Il vero protagonista del film resta comunque il rhedosauro verso il quale, nonostante la sua ferocia, non si possono non nutrire sentimenti di solidarietà e comprensione perché nei dialoghi, almeno prima della scena finale sulla spiaggia di Coney Island (non quella vera, in quanto per ragioni di ordine pubblico la spiaggia di New york venne ricostruita… a San Francisco), gli scienziati si dilungano nello spiegare la solitudine e i sentimenti di rabbia e frustrazione della creatura, proprio come nel breve racconto “derivativo” di Ray Bradbury, in realtà poco più di uno sketch malinconico e commovente.
Malgrado il dinosauro, ucciso dall’infallibile Lee Van Cleef, non riuscisse a trovare la compagna che cercava, riuscì comunque a lasciare un degnissimo erede, in quanto il giapponese Godzilla, creato nello stesso anno, appare qualcosa in più di una semplice ispirazione, sebbene l’animazione dietro il celebre sputafuoco nipponico sia molto più naif e raffazzonata di quella di Harryhausen: Godzilla, o meglio Gojira, “balenottero”, come suona in originale, altro non era che il soprannome della comparsa, un paffuto ex lottatore di Sumo, che per primo si calò negli scomodissimi panni del mostro.
Anche il più recente film statunitense appare, più che un remake della pellicola di Ishiro Honda, un affettuoso omaggio nell’ambientazione, nel prologo quasi identico e anche nella suspence di cui la versione americana, anche se poco riuscita, non è del tutto priva, a quella di Harryhausen.
Il risveglio del dinosauro è probabilmente la prima opera in cui sia possibile ammirare il suo talento, la sua cura maniacale dei particolari, il suo accurato studio dell’anatomia animale; con il massimo rispetto per Jurassic Park e in generale per tutto il geniale franchise di Michael Crichton e Steven Spielberg, né le loro creature né tutte quelle che le hanno seguite sull’onda della moda riusciranno a suscitare in me le stesse emozioni provocate dai tanti sauri (e non soltanto da quelli) di Ray Harryhausen.

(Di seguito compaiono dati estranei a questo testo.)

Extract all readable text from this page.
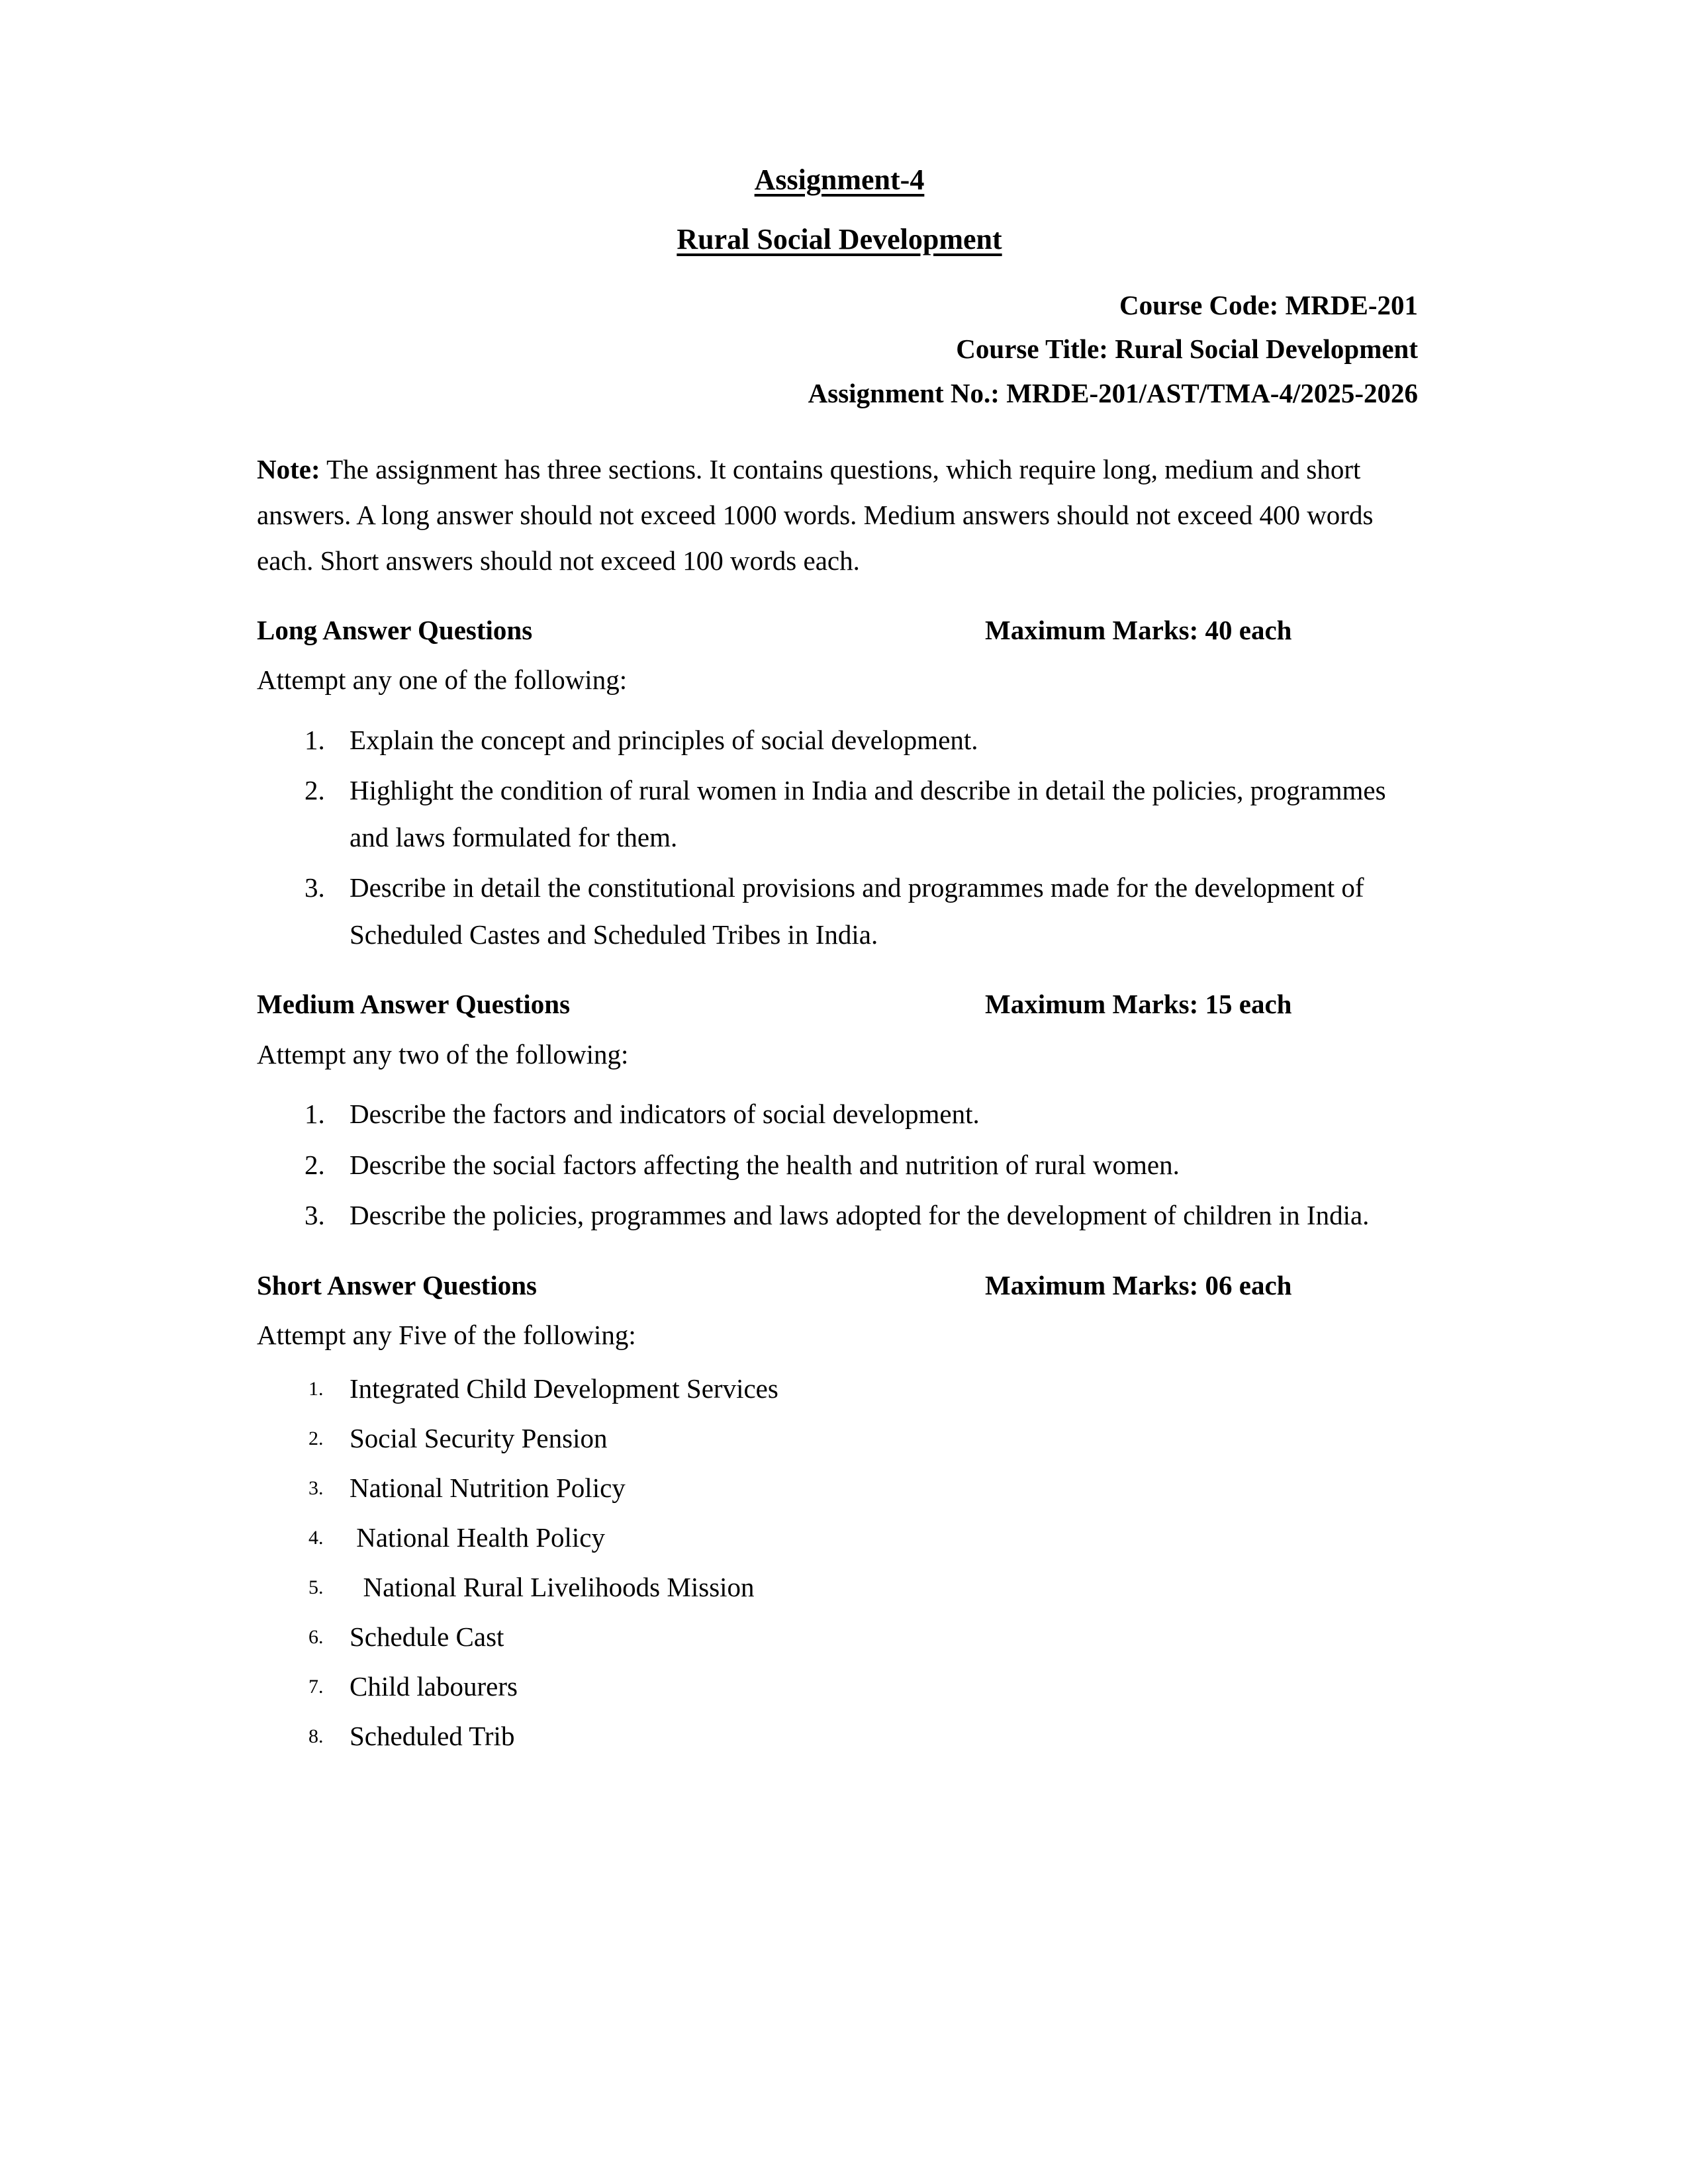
Assignment-4
Rural Social Development
Course Code: MRDE-201
Course Title: Rural Social Development
Assignment No.: MRDE-201/AST/TMA-4/2025-2026
Note: The assignment has three sections. It contains questions, which require long, medium and short answers. A long answer should not exceed 1000 words. Medium answers should not exceed 400 words each. Short answers should not exceed 100 words each.
Long Answer Questions	Maximum Marks: 40 each
Attempt any one of the following:
1. Explain the concept and principles of social development.
2. Highlight the condition of rural women in India and describe in detail the policies, programmes and laws formulated for them.
3. Describe in detail the constitutional provisions and programmes made for the development of Scheduled Castes and Scheduled Tribes in India.
Medium Answer Questions	Maximum Marks: 15 each
Attempt any two of the following:
1. Describe the factors and indicators of social development.
2. Describe the social factors affecting the health and nutrition of rural women.
3. Describe the policies, programmes and laws adopted for the development of children in India.
Short Answer Questions	Maximum Marks: 06 each
Attempt any Five of the following:
1. Integrated Child Development Services
2. Social Security Pension
3. National Nutrition Policy
4. National Health Policy
5. National Rural Livelihoods Mission
6. Schedule Cast
7. Child labourers
8. Scheduled Trib
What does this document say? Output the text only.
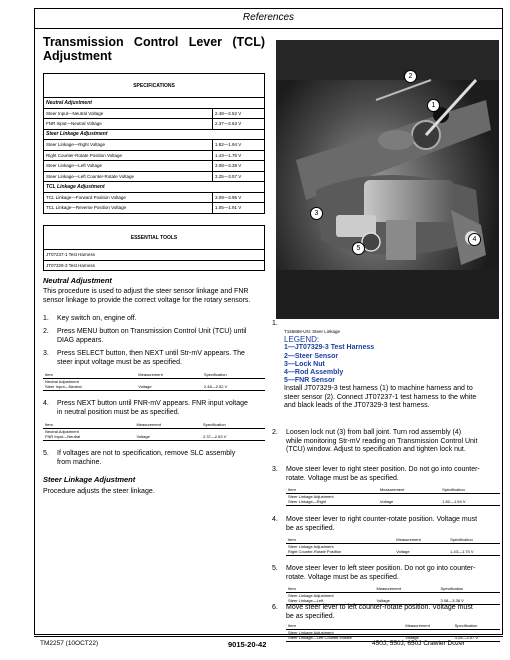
References
Transmission Control Lever (TCL)
Adjustment
SPECIFICATIONS	
Neutral Adjustment	
Steer Input—Neutral Voltage	2.48—2.52 V
FNR Input—Neutral Voltage	2.37—2.63 V
Steer Linkage Adjustment	
Steer Linkage—Right Voltage	1.82—1.94 V
Right Counter-Rotate Position Voltage	1.43—1.75 V
Steer Linkage—Left Voltage	3.08—3.38 V
Steer Linkage—Left Counter-Rotate Voltage	3.25—3.57 V
TCL Linkage Adjustment	
TCL Linkage—Forward Position Voltage	3.09—3.95 V
TCL Linkage—Reverse Position Voltage	1.05—1.91 V
ESSENTIAL TOOLS
JT07237-1 Test Harness
JT07329-3 Test Harness
Neutral Adjustment
This procedure is used to adjust the steer sensor linkage and FNR
sensor linkage to provide the correct voltage for the rotary sensors.
1. Key switch on, engine off.
2. Press MENU button on Transmission Control Unit (TCU) until
DIAG appears.
3. Press SELECT button, then NEXT until Str-mV appears. The
steer input voltage must be as specified.
Item	Measurement	Specification
Neutral Adjustment		
Steer Input—Neutral	Voltage	2.48—2.52 V
4. Press NEXT button until FNR-mV appears. FNR input voltage
in neutral position must be as specified.
Item	Measurement	Specification
Neutral Adjustment		
FNR Input—Neutral	Voltage	2.37—2.63 V
5. If voltages are not to specification, remove SLC assembly
from machine.
Steer Linkage Adjustment
Procedure adjusts the steer linkage.
1
2
3
4
5
1.
T155868-UN: Steer Linkage
LEGEND:
1—JT07329-3 Test Harness
2—Steer Sensor
3—Lock Nut
4—Rod Assembly
5—FNR Sensor
Install JT07329-3 test harness (1) to machine harness and to
steer sensor (2). Connect JT07237-1 test harness to the white
and black leads of the JT07329-3 test harness.
2. Loosen lock nut (3) from ball joint. Turn rod assembly (4)
while monitoring Str-mV reading on Transmission Control Unit
(TCU) window. Adjust to specification and tighten lock nut.
3. Move steer lever to right steer position. Do not go into counter-
rotate. Voltage must be as specified.
Item	Measurement	Specification
Steer Linkage Adjustment		
Steer Linkage—Right	Voltage	1.82—1.94 V
4. Move steer lever to right counter-rotate position. Voltage must
be as specified.
Item	Measurement	Specification
Steer Linkage Adjustment		
Right Counter-Rotate Position	Voltage	1.43—1.75 V
5. Move steer lever to left steer position. Do not go into counter-
rotate. Voltage must be as specified.
Item	Measurement	Specification
Steer Linkage Adjustment		
Steer Linkage—Left	Voltage	3.08—3.38 V
6. Move steer lever to left counter-rotate position. Voltage must
be as specified.
Item	Measurement	Specification
Steer Linkage Adjustment		
Steer Linkage—Left Counter-Rotate	Voltage	3.25—3.57 V
TM2257 (10OCT22)	9015-20-42	450J, 550J, 650J Crawler Dozer
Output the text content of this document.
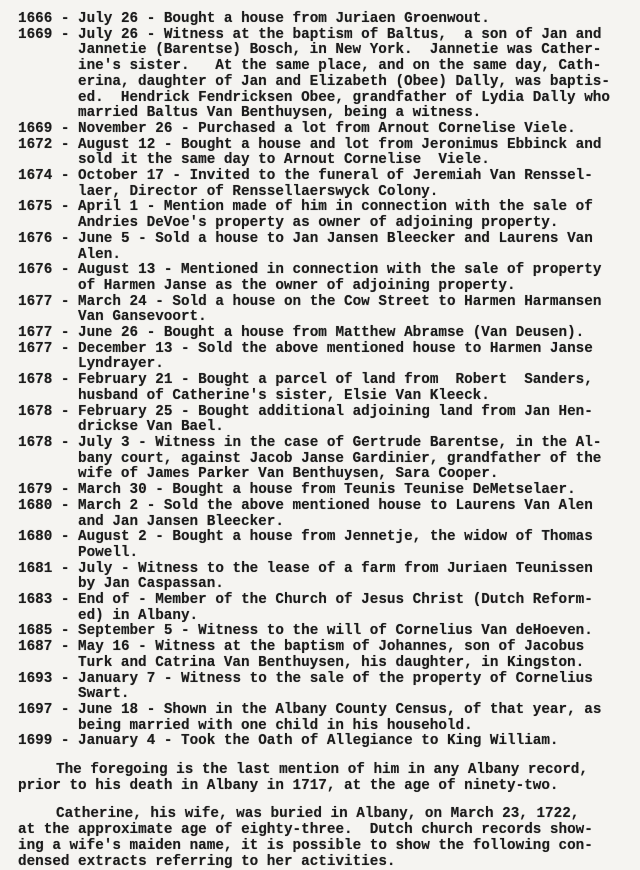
1666 - July 26 - Bought a house from Juriaen Groenwout.
1669 - July 26 - Witness at the baptism of Baltus,  a son of Jan and
Jannetie (Barentse) Bosch, in New York.  Jannetie was Cather-
ine's sister.   At the same place, and on the same day, Cath-
erina, daughter of Jan and Elizabeth (Obee) Dally, was baptis-
ed.  Hendrick Fendricksen Obee, grandfather of Lydia Dally who
married Baltus Van Benthuysen, being a witness.
1669 - November 26 - Purchased a lot from Arnout Cornelise Viele.
1672 - August 12 - Bought a house and lot from Jeronimus Ebbinck and
sold it the same day to Arnout Cornelise  Viele.
1674 - October 17 - Invited to the funeral of Jeremiah Van Renssel-
laer, Director of Renssellaerswyck Colony.
1675 - April 1 - Mention made of him in connection with the sale of
Andries DeVoe's property as owner of adjoining property.
1676 - June 5 - Sold a house to Jan Jansen Bleecker and Laurens Van
Alen.
1676 - August 13 - Mentioned in connection with the sale of property
of Harmen Janse as the owner of adjoining property.
1677 - March 24 - Sold a house on the Cow Street to Harmen Harmansen
Van Gansevoort.
1677 - June 26 - Bought a house from Matthew Abramse (Van Deusen).
1677 - December 13 - Sold the above mentioned house to Harmen Janse
Lyndrayer.
1678 - February 21 - Bought a parcel of land from  Robert  Sanders,
husband of Catherine's sister, Elsie Van Kleeck.
1678 - February 25 - Bought additional adjoining land from Jan Hen-
drickse Van Bael.
1678 - July 3 - Witness in the case of Gertrude Barentse, in the Al-
bany court, against Jacob Janse Gardinier, grandfather of the
wife of James Parker Van Benthuysen, Sara Cooper.
1679 - March 30 - Bought a house from Teunis Teunise DeMetselaer.
1680 - March 2 - Sold the above mentioned house to Laurens Van Alen
and Jan Jansen Bleecker.
1680 - August 2 - Bought a house from Jennetje, the widow of Thomas
Powell.
1681 - July - Witness to the lease of a farm from Juriaen Teunissen
by Jan Caspassan.
1683 - End of - Member of the Church of Jesus Christ (Dutch Reform-
ed) in Albany.
1685 - September 5 - Witness to the will of Cornelius Van deHoeven.
1687 - May 16 - Witness at the baptism of Johannes, son of Jacobus
Turk and Catrina Van Benthuysen, his daughter, in Kingston.
1693 - January 7 - Witness to the sale of the property of Cornelius
Swart.
1697 - June 18 - Shown in the Albany County Census, of that year, as
being married with one child in his household.
1699 - January 4 - Took the Oath of Allegiance to King William.
The foregoing is the last mention of him in any Albany record,
prior to his death in Albany in 1717, at the age of ninety-two.
Catherine, his wife, was buried in Albany, on March 23, 1722,
at the approximate age of eighty-three.  Dutch church records show-
ing a wife's maiden name, it is possible to show the following con-
densed extracts referring to her activities.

Forse è colpa dell’età, o del tanto, troppo cinema visto finora, o forse soltanto un immenso rispetto nei confronti di questo geniale, inarrivabile artigiano il cui lavoro nobilitava sceneggiature quasi sempre risibili e mediocri, raggiungendo vette di arte che perfino il critico Tullio Kezich, spesso severo nei confronti del cinema fantastico, non ha mai esitato a definire Poesia.
A Ray Harryhausen, ovunque nel mondo, vengono dedicate mostre e retrospettive e non si contano i siti dedicati a lui e al suo superbo universo creativo; sarebbe bello, come usava una volta, che anche la televisione gli dedicasse una retrospettiva antologica completa, non limitandosi a riproporre in continuazione soltanto Scontro di Titani, il suo sia pure splendido canto del cigno.